Floyd Earl Bartell (1883-1961) was a chemist who spent his entire academic career at the University of Michigan. He specialized in the study of colloids.

==Early life and education==
Bartell was born on June 16, 1883, in Concord, Michigan. He was an undergraduate at Albion College and graduated in 1905. After a short period as an instructor of chemistry at Simpson College in Indianola, Iowa, Bartell returned to Michigan and began graduate studies in chemistry at the University of Michigan. He received his Ph.D. in 1910.

==Academic career==
After finishing his Ph.D., Bartell remained at the University of Michigan as faculty, reaching full professorship in 1924. Bartell's research and teaching were focused on colloid chemistry and included the development of one of the first courses on the topic in United States universities, first offered in 1913. This course led to the publication of widely used and well-regarded laboratory manual in colloid chemistry. Among those undergraduate chemistry students recruited to assist with Bartell's courses was future biochemist Albert Baird Hastings. Bartell served on several university administrative committees, co-organized conferences on colloid chemistry, and co-organized the American Chemical Society's Colloid Division in 1926. The ACS recognized him for his career achievements with the award of its Kendall Award in Colloid Chemistry in 1959.
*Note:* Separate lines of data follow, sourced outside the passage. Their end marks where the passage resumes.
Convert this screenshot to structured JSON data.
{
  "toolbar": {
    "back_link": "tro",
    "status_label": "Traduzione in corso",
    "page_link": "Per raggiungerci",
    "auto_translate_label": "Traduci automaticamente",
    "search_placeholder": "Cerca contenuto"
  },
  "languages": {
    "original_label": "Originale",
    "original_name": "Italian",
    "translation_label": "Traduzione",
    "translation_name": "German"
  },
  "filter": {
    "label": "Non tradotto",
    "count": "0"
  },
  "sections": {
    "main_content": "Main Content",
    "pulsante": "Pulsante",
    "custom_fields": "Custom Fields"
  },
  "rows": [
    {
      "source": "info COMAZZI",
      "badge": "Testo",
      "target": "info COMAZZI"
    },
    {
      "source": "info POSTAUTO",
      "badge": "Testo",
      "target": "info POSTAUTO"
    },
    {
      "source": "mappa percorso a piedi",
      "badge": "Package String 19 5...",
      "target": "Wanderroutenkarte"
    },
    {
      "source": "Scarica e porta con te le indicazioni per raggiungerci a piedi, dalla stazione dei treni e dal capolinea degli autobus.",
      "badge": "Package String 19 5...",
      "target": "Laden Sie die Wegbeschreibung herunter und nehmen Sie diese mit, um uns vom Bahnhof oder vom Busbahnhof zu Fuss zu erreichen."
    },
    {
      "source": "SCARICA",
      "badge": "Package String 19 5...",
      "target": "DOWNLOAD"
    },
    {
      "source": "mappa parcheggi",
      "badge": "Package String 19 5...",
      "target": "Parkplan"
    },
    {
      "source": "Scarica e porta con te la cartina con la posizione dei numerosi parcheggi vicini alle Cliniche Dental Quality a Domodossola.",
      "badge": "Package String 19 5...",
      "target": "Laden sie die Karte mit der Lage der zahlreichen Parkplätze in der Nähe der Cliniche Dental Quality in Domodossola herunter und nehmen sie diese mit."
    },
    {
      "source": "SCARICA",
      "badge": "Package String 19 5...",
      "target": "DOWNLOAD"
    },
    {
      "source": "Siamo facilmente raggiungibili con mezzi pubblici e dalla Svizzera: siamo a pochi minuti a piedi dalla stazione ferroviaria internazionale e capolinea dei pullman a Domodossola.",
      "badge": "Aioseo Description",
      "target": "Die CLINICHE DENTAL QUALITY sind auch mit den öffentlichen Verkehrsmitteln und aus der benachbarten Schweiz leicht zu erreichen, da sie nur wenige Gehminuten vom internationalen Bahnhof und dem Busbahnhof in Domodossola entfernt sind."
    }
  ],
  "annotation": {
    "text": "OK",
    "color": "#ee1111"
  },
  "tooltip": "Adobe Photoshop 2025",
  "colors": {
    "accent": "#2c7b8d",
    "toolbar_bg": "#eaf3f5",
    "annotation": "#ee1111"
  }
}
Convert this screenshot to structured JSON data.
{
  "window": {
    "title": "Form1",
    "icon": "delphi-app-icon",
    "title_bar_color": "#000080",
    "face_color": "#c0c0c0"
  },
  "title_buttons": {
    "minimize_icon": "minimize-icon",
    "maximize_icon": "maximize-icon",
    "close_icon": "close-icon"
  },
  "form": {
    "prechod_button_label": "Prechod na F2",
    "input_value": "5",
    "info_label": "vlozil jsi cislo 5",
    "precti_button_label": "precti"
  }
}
Bartell's research work had military applications and he was involved in war efforts throughout his career, serving as a captain in the Army's Nitrate Division starting during World War I and as a consultant to what was then the War Department starting in the 1920s. During World War II he was recognized for materials science advances in developing a water- and heat-resistant fabric treatment called "aerobond", for which he received funding from the Office of Scientific Research and Development in 1944 and which was proposed in 1946 for further development for peacetime applications.

Bartell retired from his faculty position, assuming professor emeritus status, in 1953, though he continued to advise Ph.D. students after his official retirement.

==Personal life==
Bartell and his wife married in 1921 and had two children. Their daughter died young in 1946; their son Lawrence Bartell eventually became a noted professor of chemistry in his own right, serving on the faculty of Iowa State University and later as the Philip J. Elving Professor of Physical Chemistry at the University of Michigan. Floyd Bartell died on March 5, 1961.